Era numa segunda-feira
cedo, quando Edu encontrou um estranho bicho sobre sua mesa de vice-presidente
do Patronato de Presos e Egressos. Achou
engraçado o gorgolejo de um peru com o pescoço num providencial furo na caixa
de papelão. Era um peru de quintal. Presente de gente de subúrbio, que se adivinhava
pelo cheiro característico que punha impregnado todo o ambiente.
-
Deixaram aí de presente para quem tirou o filho deles da cadeia. Um presentão –
disse o vigia.
– Pelo que a mulher
disse, “é para um dos meninos”- informou
o vigia.
Edu se lembrou de um habeas corpus, que havia impetrado na
semana anterior, em favor de um garoto implicado com porte de
maconha.
- Assine comigo, pra
dar sorte, Ayana – pediu na ocasião a uma colega angolana, que, com a proclamação de Independência de Angola, passou a morar no
Brasil e era indicação de Edu para substituição no comando do patronato.
Após pesquisa, acertaram
numa jurisprudência sobre modéstia quantidade da erva ser insuficiente para
realização do tipo penal. O Ministério Público já tinha emitido parecer
favorável ao pedido. Ele tinha que estar lá na hora do despacho do juiz,
apanhar o Alvará de Soltura e tirar realmente o menino da cadeia e levá-lo para
casa. Não era dado a essas manhas como o
colega Gilberto, que inclusive era costume aparecer em programas de rádio. Sem
propaganda, fizera o principal.
- A família ficou muita
agradecida, a mãe e a irmã mais velha, até que esperaram mas como estavam atrasadas foram
embora.
- Não foi o Doutor que
fez o habeas corpos? Então para quê esperar
´pelo colega?
- É o presidente, né, Sabino.
- Eu sei, ele é mais
vaidoso, gosta dessas coisas, de se
aparecer..
Além do mais, estavam num local de serviços
públicos,
- Não podemos receber
pelo serviço, Sabino.
- Foi um presente da
família do preso, Doutor.
Gilberto
seguiria esse posicionamento do vigia? Ele iria chegar e, como chefe, decidir
quanto à questão. Por ele, Edu...
- Com certeza, seu
colega nem pensaria duas vezes.
Era a marca de Gilberto.
Veio à sua lembrança o dia em que Edu chegou e notou o movimento de umas
mocinhas caminhando atrás de Gilberto:
- E essa blusa como
fica agora, Gilberto? - disse a garota
dando uns passinhos da porta do banheiro até a mesa da pequena sala.
Edu achou engraçado
mas, quando a menina entrou no banheiro para se trocar, chamou a um canto o
presidente e falou:
- Por que elas ficam
assim atrás de você o dia inteiro, doutor Gilberto?

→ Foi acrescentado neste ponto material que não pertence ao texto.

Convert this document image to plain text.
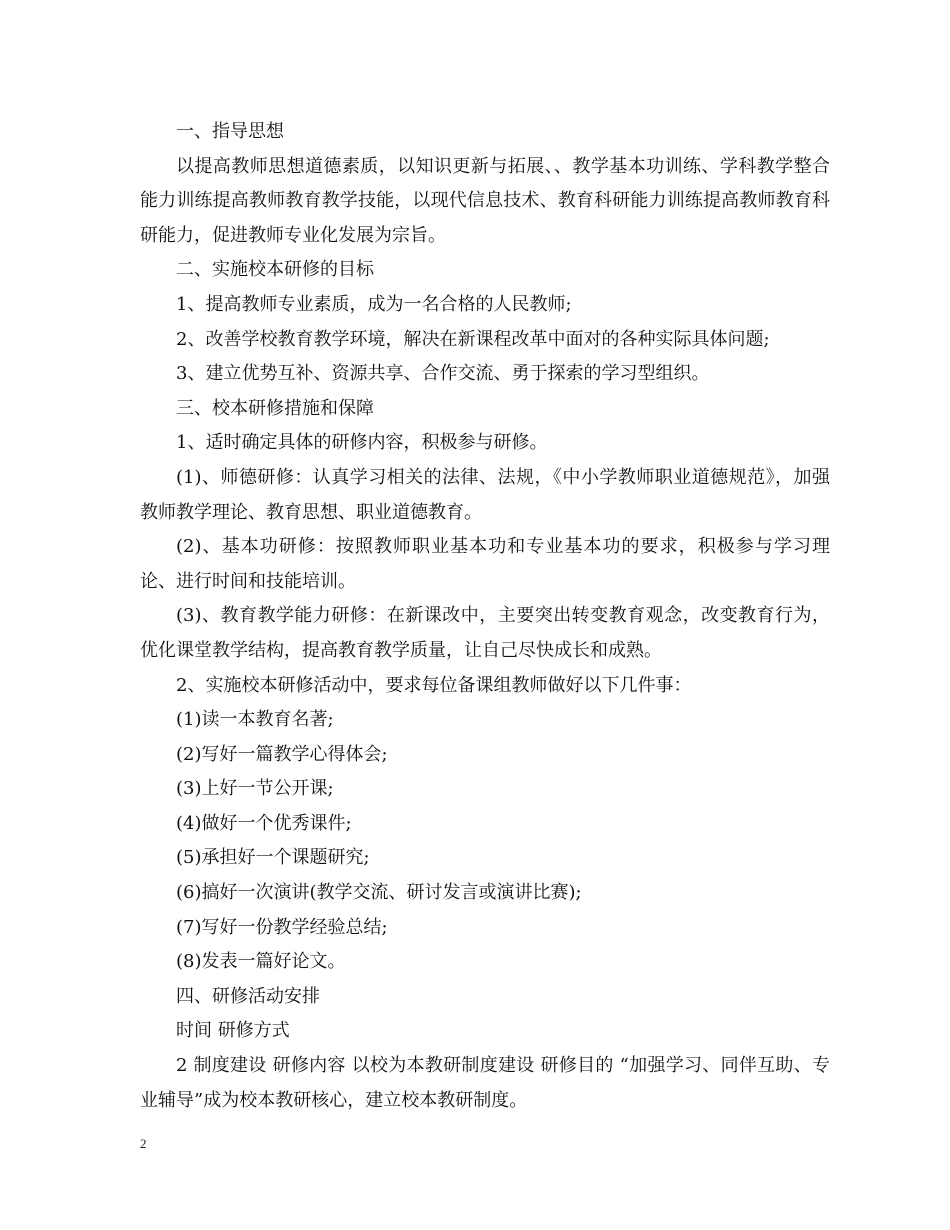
一、指导思想

以提高教师思想道德素质，以知识更新与拓展、、教学基本功训练、学科教学整合能力训练提高教师教育教学技能，以现代信息技术、教育科研能力训练提高教师教育科研能力，促进教师专业化发展为宗旨。

二、实施校本研修的目标

1、提高教师专业素质，成为一名合格的人民教师;

2、改善学校教育教学环境，解决在新课程改革中面对的各种实际具体问题;

3、建立优势互补、资源共享、合作交流、勇于探索的学习型组织。

三、校本研修措施和保障

1、适时确定具体的研修内容，积极参与研修。

(1)、师德研修：认真学习相关的法律、法规，《中小学教师职业道德规范》，加强教师教学理论、教育思想、职业道德教育。

(2)、基本功研修：按照教师职业基本功和专业基本功的要求，积极参与学习理论、进行时间和技能培训。

(3)、教育教学能力研修：在新课改中，主要突出转变教育观念，改变教育行为，优化课堂教学结构，提高教育教学质量，让自己尽快成长和成熟。

2、实施校本研修活动中，要求每位备课组教师做好以下几件事：

(1)读一本教育名著;

(2)写好一篇教学心得体会;

(3)上好一节公开课;

(4)做好一个优秀课件;

(5)承担好一个课题研究;

(6)搞好一次演讲(教学交流、研讨发言或演讲比赛);

(7)写好一份教学经验总结;

(8)发表一篇好论文。

四、研修活动安排

时间 研修方式

2 制度建设 研修内容 以校为本教研制度建设 研修目的 “加强学习、同伴互助、专业辅导”成为校本教研核心，建立校本教研制度。

2
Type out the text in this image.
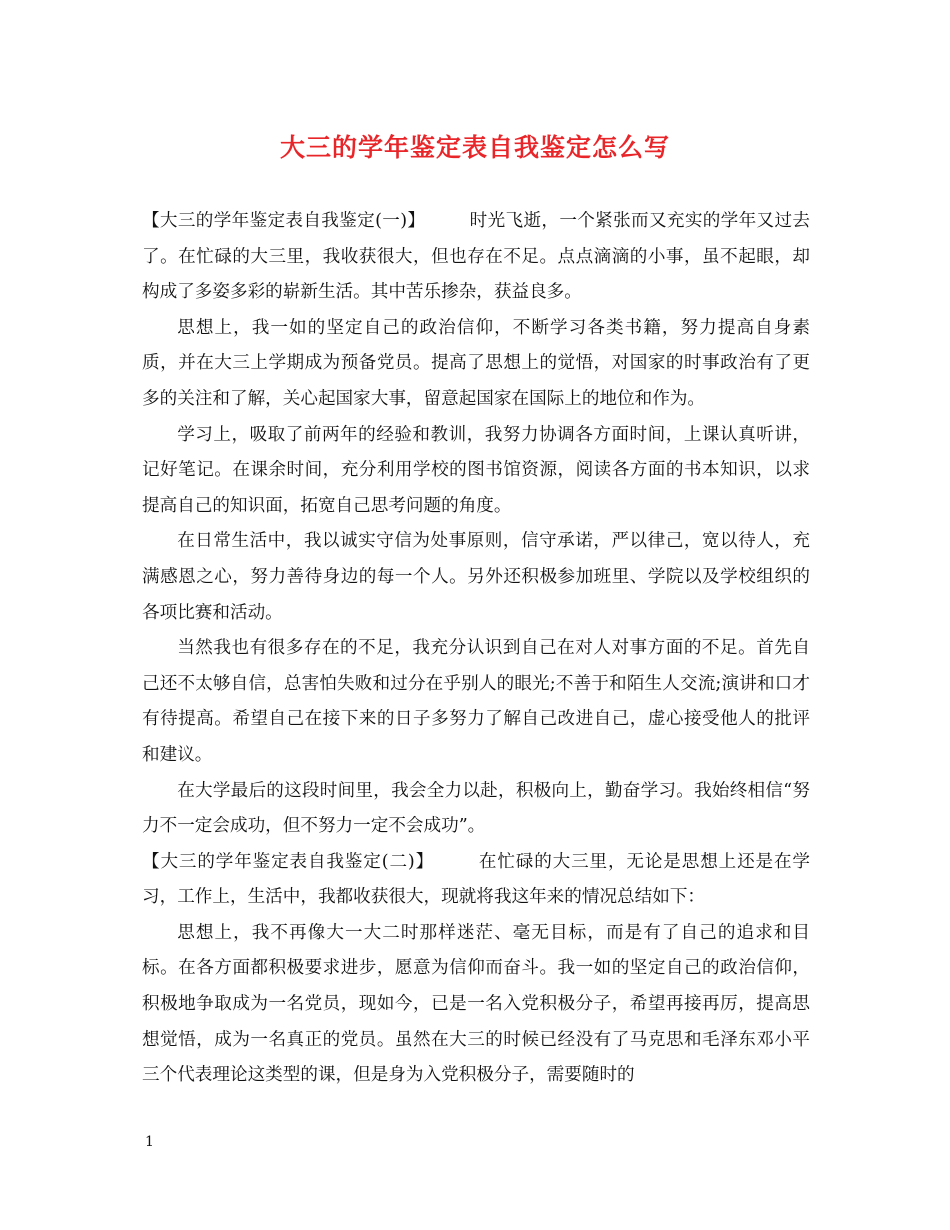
大三的学年鉴定表自我鉴定怎么写

【大三的学年鉴定表自我鉴定(一)】	时光飞逝，一个紧张而又充实的学年又过去了。在忙碌的大三里，我收获很大，但也存在不足。点点滴滴的小事，虽不起眼，却构成了多姿多彩的崭新生活。其中苦乐掺杂，获益良多。

思想上，我一如的坚定自己的政治信仰，不断学习各类书籍，努力提高自身素质，并在大三上学期成为预备党员。提高了思想上的觉悟，对国家的时事政治有了更多的关注和了解，关心起国家大事，留意起国家在国际上的地位和作为。

学习上，吸取了前两年的经验和教训，我努力协调各方面时间，上课认真听讲，记好笔记。在课余时间，充分利用学校的图书馆资源，阅读各方面的书本知识，以求提高自己的知识面，拓宽自己思考问题的角度。

在日常生活中，我以诚实守信为处事原则，信守承诺，严以律己，宽以待人，充满感恩之心，努力善待身边的每一个人。另外还积极参加班里、学院以及学校组织的各项比赛和活动。

当然我也有很多存在的不足，我充分认识到自己在对人对事方面的不足。首先自己还不太够自信，总害怕失败和过分在乎别人的眼光;不善于和陌生人交流;演讲和口才有待提高。希望自己在接下来的日子多努力了解自己改进自己，虚心接受他人的批评和建议。

在大学最后的这段时间里，我会全力以赴，积极向上，勤奋学习。我始终相信“努力不一定会成功，但不努力一定不会成功”。

【大三的学年鉴定表自我鉴定(二)】	在忙碌的大三里，无论是思想上还是在学习，工作上，生活中，我都收获很大，现就将我这年来的情况总结如下：

思想上，我不再像大一大二时那样迷茫、毫无目标，而是有了自己的追求和目标。在各方面都积极要求进步，愿意为信仰而奋斗。我一如的坚定自己的政治信仰，积极地争取成为一名党员，现如今，已是一名入党积极分子，希望再接再厉，提高思想觉悟，成为一名真正的党员。虽然在大三的时候已经没有了马克思和毛泽东邓小平三个代表理论这类型的课，但是身为入党积极分子，需要随时的

1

- Ué, querem ser manequim,
Edu.
- E desde quando você
entende do ramo, cara?
- Eu tenho uma tia...
- Você toma vergonha na
cara, rapaz. Você nem daqui é: é do interior.
Depois como ficaria com
essa mentira, só tapeação dele?
- Mas Gilberto, quando
elas descobrirem essa mentira?
- Vêm outras, otário.
Era assim
o
cara.
Descobrindo-se
em estado letárgico, Edu preferiu mesmos a ideia de Sabino, levou o peru para
seu apartamento mas também no subconsciente o prenúncio do que seria a vida que
se iniciava, inclusive com a tradição das ideias conservadoras de Gilberto, ao
negar a nomeação da dedicada Ayana como presidente.
Quando terminou de embalar na garupa da moto o
caixote de papelão com o respiro reservado ao pescoço do bicho, ouviu o gorgolejo
do peru e as últimas palavras do excelentíssimo senhor doutor Gilberto ao
vigia:
- Edu só anda na contramão, Sabino – falavam da
indicação de nomes para a composição do patronato. - Além de ser uma estudante
de outra universidade, uma mulher, que nem brasileira é.